Much in the same way that it was once a mantra that no global company could afford to not have a China strategy, no company – global or not – can afford not to have a forward-thinking digital strategy. Likewise, no location can afford not to be digital-led in its economic development, investment promotion or even governance approach. A strategy that isn’t digital is no strategy at all.

So, we can all agree that every company, organisation and government should be digital-savvy, but there is a vast spectrum of savviness and success on this score. In our inaugural rankings of FDI attractiveness for digital industries and tech companies, the British Isles are gigabytes ahead of many other competing locations, with London leading the world in this league table and Dublin and Belfast also performing well. The Anglosphere in general outpaces much of the rest of the world in being geared towards digital investments: Canadian and US cities also rank well in the shortlists and North American cities top the FDI Strategy listing for their innovative tech-led promotion strategies. Elsewhere, Singapore – which seems to have never met a business or economic ranking it doesn’t shine in – outperforms New York and Silicon Valley even, coming in at number three globally, while Hong Kong and Tokyo make the top 10.

Continental Europe lags behind.
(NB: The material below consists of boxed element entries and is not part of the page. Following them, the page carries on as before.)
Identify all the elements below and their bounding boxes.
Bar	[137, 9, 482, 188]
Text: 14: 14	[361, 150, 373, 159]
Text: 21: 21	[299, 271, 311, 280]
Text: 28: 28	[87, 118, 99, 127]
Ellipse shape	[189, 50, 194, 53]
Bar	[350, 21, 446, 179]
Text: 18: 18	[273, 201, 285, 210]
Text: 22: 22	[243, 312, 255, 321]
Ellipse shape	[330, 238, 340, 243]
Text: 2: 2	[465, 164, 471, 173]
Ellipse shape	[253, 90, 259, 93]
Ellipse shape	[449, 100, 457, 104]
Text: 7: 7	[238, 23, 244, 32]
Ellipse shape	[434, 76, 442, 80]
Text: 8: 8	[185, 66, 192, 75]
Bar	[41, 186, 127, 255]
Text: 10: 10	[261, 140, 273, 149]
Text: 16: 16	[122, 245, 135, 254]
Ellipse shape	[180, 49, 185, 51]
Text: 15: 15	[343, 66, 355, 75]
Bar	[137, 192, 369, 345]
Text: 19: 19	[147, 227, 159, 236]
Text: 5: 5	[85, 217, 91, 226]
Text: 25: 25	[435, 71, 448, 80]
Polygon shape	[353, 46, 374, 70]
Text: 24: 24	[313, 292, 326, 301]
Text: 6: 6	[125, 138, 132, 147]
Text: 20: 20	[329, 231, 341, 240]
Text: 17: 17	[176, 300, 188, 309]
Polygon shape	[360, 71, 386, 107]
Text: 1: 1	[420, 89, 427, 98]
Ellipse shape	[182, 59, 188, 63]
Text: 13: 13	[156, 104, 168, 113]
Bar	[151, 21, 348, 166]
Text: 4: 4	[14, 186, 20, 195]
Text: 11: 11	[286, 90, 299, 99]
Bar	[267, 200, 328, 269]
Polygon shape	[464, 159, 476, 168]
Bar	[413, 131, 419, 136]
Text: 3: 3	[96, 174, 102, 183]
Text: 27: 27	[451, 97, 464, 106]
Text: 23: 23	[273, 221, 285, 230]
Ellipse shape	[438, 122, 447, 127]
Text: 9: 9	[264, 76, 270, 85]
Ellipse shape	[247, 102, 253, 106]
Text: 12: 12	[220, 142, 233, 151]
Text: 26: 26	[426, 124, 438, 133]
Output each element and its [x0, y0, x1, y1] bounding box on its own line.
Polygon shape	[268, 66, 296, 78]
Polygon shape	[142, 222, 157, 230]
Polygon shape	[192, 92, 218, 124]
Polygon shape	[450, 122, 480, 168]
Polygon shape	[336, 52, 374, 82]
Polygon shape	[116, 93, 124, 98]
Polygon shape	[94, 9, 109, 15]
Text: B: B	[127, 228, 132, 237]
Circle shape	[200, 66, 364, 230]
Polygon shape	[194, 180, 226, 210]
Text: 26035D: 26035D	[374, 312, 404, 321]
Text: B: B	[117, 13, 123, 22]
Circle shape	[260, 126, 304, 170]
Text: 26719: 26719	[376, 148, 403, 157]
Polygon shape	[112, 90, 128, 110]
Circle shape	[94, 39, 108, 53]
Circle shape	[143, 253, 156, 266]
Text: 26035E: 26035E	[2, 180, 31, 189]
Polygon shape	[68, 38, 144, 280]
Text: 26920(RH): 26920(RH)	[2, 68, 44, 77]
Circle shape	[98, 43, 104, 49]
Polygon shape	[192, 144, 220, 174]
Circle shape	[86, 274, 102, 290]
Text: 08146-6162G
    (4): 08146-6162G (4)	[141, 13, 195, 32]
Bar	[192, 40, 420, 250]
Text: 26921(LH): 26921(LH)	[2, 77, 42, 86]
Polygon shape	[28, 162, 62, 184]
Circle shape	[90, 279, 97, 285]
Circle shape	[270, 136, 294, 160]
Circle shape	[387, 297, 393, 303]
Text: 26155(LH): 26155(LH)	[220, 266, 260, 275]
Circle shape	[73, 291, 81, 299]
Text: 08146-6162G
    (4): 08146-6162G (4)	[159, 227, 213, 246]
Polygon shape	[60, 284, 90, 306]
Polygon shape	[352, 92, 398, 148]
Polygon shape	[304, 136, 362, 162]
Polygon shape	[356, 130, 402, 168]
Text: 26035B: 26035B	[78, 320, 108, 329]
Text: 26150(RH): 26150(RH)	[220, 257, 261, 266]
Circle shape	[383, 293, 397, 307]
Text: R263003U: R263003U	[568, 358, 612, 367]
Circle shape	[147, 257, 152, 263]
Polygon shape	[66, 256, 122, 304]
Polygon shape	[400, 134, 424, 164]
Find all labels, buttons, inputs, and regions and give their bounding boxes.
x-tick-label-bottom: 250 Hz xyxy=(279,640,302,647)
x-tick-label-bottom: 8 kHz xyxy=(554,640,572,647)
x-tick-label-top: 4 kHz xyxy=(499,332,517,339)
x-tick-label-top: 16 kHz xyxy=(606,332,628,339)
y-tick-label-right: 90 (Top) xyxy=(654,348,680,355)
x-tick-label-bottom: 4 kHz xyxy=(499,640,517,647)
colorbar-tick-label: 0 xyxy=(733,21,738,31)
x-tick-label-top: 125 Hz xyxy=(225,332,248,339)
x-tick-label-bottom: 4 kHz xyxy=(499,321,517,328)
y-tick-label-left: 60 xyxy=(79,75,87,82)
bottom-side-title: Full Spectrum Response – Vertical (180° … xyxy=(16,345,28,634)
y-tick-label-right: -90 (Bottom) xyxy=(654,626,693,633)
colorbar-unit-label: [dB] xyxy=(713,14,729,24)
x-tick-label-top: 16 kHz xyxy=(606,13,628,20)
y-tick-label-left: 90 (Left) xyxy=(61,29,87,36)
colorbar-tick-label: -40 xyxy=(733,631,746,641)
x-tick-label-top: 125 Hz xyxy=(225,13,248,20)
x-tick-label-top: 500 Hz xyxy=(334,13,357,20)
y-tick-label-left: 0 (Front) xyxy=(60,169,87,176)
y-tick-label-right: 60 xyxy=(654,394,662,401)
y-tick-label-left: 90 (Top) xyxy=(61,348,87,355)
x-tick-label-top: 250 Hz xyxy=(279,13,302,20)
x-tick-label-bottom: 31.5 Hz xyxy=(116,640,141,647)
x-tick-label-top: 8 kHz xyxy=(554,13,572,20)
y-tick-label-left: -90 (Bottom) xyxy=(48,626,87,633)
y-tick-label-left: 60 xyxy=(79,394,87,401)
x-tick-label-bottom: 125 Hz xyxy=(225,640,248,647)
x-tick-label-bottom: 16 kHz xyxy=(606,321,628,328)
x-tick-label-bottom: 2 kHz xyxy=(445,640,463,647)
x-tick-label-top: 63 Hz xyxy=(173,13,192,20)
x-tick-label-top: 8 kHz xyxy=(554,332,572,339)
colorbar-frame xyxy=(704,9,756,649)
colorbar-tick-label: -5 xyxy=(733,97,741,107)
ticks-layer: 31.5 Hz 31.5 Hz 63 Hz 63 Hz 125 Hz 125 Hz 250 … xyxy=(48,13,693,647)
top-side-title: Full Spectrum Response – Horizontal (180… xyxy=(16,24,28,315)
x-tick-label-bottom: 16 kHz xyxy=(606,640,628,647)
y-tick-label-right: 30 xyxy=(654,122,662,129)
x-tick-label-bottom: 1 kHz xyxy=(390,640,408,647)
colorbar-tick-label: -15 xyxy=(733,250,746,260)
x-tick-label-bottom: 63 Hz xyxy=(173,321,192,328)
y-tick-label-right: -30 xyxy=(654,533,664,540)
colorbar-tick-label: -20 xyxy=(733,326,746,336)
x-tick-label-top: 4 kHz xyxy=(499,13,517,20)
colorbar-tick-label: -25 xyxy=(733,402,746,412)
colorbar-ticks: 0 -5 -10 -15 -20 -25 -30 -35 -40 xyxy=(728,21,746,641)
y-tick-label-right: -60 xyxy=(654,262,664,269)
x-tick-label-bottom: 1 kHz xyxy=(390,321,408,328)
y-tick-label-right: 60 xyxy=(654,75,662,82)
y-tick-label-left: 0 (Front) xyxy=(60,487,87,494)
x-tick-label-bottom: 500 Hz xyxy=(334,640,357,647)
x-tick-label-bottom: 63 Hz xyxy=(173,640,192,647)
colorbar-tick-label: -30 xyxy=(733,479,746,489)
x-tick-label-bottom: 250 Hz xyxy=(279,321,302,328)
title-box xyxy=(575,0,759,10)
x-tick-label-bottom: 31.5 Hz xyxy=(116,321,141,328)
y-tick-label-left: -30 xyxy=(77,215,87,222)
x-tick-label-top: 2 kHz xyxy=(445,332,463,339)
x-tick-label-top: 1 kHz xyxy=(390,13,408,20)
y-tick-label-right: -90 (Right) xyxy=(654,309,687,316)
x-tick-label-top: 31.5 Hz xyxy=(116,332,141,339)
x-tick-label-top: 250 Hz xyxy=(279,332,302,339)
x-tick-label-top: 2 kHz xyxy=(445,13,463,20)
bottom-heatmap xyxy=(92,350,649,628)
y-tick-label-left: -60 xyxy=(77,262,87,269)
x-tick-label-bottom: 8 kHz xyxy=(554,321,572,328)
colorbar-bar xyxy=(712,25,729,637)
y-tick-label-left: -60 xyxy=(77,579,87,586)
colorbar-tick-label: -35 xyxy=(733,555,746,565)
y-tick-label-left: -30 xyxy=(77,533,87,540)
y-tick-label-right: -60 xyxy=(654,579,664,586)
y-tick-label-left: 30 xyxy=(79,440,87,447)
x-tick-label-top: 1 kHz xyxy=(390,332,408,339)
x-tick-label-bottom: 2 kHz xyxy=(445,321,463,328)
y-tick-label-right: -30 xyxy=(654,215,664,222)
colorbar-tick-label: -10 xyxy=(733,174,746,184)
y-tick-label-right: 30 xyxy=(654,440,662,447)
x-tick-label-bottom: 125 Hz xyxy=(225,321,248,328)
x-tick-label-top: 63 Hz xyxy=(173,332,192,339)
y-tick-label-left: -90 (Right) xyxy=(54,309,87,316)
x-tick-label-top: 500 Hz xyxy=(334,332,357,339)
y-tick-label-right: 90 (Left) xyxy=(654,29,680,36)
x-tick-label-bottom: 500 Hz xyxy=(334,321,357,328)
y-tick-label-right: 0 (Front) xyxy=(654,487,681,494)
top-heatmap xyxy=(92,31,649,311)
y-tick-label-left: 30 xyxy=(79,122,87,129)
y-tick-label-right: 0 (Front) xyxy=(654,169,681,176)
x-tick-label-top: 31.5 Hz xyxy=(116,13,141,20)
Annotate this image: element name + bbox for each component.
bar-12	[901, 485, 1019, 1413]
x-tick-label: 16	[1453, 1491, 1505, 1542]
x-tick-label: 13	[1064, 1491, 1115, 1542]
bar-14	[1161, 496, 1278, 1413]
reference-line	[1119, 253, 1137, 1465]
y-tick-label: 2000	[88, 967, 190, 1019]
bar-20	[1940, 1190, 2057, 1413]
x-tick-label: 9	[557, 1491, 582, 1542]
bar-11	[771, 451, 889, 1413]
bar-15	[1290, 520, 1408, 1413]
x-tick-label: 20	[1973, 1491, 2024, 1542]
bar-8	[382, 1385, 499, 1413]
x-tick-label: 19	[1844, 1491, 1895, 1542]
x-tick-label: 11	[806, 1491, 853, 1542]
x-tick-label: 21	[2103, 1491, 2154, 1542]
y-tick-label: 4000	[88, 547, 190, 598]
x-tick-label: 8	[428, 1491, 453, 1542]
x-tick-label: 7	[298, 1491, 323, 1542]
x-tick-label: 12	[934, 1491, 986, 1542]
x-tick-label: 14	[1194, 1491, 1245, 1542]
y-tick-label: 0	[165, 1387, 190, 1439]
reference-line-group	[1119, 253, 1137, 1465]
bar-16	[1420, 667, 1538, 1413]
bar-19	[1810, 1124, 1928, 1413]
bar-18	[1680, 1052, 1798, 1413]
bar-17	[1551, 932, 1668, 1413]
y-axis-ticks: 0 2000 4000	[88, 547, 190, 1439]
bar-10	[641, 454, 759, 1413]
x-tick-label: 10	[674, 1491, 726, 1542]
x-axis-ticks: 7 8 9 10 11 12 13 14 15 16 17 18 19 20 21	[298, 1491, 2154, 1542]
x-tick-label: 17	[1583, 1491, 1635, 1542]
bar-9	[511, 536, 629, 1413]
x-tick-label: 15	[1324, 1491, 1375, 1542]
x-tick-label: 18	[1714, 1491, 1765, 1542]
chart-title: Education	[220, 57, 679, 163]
The top ranked city is Amsterdam, ranked sixth globally, followed by Paris. This fits with a wider gap in how European investment locations promote themselves versus, say, American counterparts. US economic development agencies have been the first to adopt technology tools to promote themselves and engage with corporate site selectors; European cities are only now waking up to the full digital possibilities. Indeed, deploying technology as a promotional tool to attract companies and actually building local digital industries and attracting tech companies are not one in the same – but digital is as digital does, so it is a good a place to start as any.